In a good sign, a group of foreign doctors were able to check out “Noor Jehan,” a 17-year-old African elephant in bad health at the Karachi Zoo, on Wednesday.

Four Paws, a global animal care group, has sent a team of vets and wildlife experts to the port city to treat the 17-year-old African elephant.

The South Asian country is in the middle of one of its worst economic disasters, with problems like high external debts, historically high inflation, and slow growth.

Not only has this chaos hurt people, but it has also hurt animals. When people heard that Noor Jehan wasn’t getting the care she needed, there was a big fuss on social media. Then, the foreign organization sent a team to the city.

In a statement released after the test, the organization said that, as planned, the team used ropes carried by a crane to fix and stabilize Noor Jehan with the help of zookeepers.

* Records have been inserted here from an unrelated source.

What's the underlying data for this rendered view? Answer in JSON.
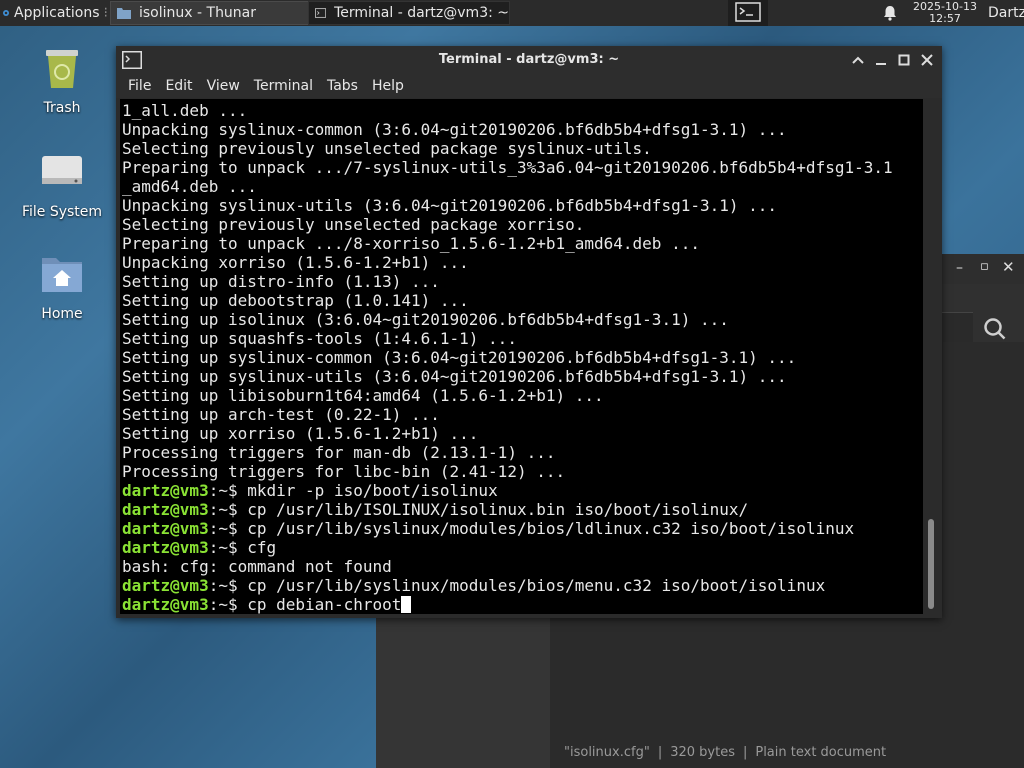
{
  "panel": {
    "applications_label": "Applications",
    "tasks": [
      {
        "label": "isolinux - Thunar"
      },
      {
        "label": "Terminal - dartz@vm3: ~"
      }
    ],
    "clock": {
      "date": "2025-10-13",
      "time": "12:57"
    },
    "user": "Dartz"
  },
  "desktop": {
    "icons": [
      {
        "label": "Trash"
      },
      {
        "label": "File System"
      },
      {
        "label": "Home"
      }
    ]
  },
  "thunar": {
    "status": {
      "file": "\"isolinux.cfg\"",
      "size": "320 bytes",
      "type": "Plain text document",
      "sep": "|"
    }
  },
  "terminal": {
    "title": "Terminal - dartz@vm3: ~",
    "menu": [
      "File",
      "Edit",
      "View",
      "Terminal",
      "Tabs",
      "Help"
    ],
    "prompt_user": "dartz@vm3",
    "prompt_path": ":~$",
    "output": [
      "1_all.deb ...",
      "Unpacking syslinux-common (3:6.04~git20190206.bf6db5b4+dfsg1-3.1) ...",
      "Selecting previously unselected package syslinux-utils.",
      "Preparing to unpack .../7-syslinux-utils_3%3a6.04~git20190206.bf6db5b4+dfsg1-3.1",
      "_amd64.deb ...",
      "Unpacking syslinux-utils (3:6.04~git20190206.bf6db5b4+dfsg1-3.1) ...",
      "Selecting previously unselected package xorriso.",
      "Preparing to unpack .../8-xorriso_1.5.6-1.2+b1_amd64.deb ...",
      "Unpacking xorriso (1.5.6-1.2+b1) ...",
      "Setting up distro-info (1.13) ...",
      "Setting up debootstrap (1.0.141) ...",
      "Setting up isolinux (3:6.04~git20190206.bf6db5b4+dfsg1-3.1) ...",
      "Setting up squashfs-tools (1:4.6.1-1) ...",
      "Setting up syslinux-common (3:6.04~git20190206.bf6db5b4+dfsg1-3.1) ...",
      "Setting up syslinux-utils (3:6.04~git20190206.bf6db5b4+dfsg1-3.1) ...",
      "Setting up libisoburn1t64:amd64 (1.5.6-1.2+b1) ...",
      "Setting up arch-test (0.22-1) ...",
      "Setting up xorriso (1.5.6-1.2+b1) ...",
      "Processing triggers for man-db (2.13.1-1) ...",
      "Processing triggers for libc-bin (2.41-12) ..."
    ],
    "commands": [
      {
        "cmd": " mkdir -p iso/boot/isolinux",
        "prompt": true
      },
      {
        "cmd": " cp /usr/lib/ISOLINUX/isolinux.bin iso/boot/isolinux/",
        "prompt": true
      },
      {
        "cmd": " cp /usr/lib/syslinux/modules/bios/ldlinux.c32 iso/boot/isolinux",
        "prompt": true
      },
      {
        "cmd": " cfg",
        "prompt": true
      },
      {
        "cmd": "bash: cfg: command not found",
        "prompt": false
      },
      {
        "cmd": " cp /usr/lib/syslinux/modules/bios/menu.c32 iso/boot/isolinux",
        "prompt": true
      },
      {
        "cmd": " cp debian-chroot",
        "prompt": true,
        "current": true
      }
    ]
  }
}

Once she was in the right place, the experts began to put her to sleep so they could do the planned evaluation. But as soon as the medicine started to take effect, Noor Jehan was too weak to stand on her own, even with the help of the crane.

Four Paws doctors check on Noor Jehan, an African elephant who is 17 years old and lives at the Karachi Zoo.
Doctors from Four Paws check on Noor Jehan, a 17-year-old African elephant at the Karachi Zoo. — Four Paws
The vets quickly gave the prepared antidotes to reverse the effects of the sedative. The team was able to calm her down by talking to her and standing next to her while the expert vets did their work. This meant that the test could still go on.

The thermal infrared camera was used first. Luckily, it didn’t find any broken bones. However, the results of the ultrasound showed what was wrong with her.

“With a broken pelvic diaphragm, we could find an inner abscess. These results made it clear that she must have been hurt in some way, which explains both her painful health state and her strange body position.

The statement said that the hematoma squeezes the urethra and makes it hard to urinate, which affects how well the kidneys work.

Also, her bowels have a lot of gas because she has been immobile for a long time. The organization said that because of her strange body position, the ligaments in her back legs have shrunk and the muscles have wasted away.

Four Paws said that to treat her, she needs to move around a lot to wake up and train her muscles again. This will also help her stomach move better.

African elephant Noor Jehan, who is 17 years old, at the Karachi Zoo. — Four Paws
“Noor Jehan,” a 17-year-old African elephant at the Karachi Zoo. Four Pups
The amount of gas in the gut also needs to be cut down with a special diet. Also, tests in the lab and histology have been done, and open cuts have been treated. The team used drugs, vitamins, pain relievers, and water treatment.

“Tomorrow, the team will make special recommendations, such as medical care and enrichment for the cage, that will help ease the pain and speed up the healing process.”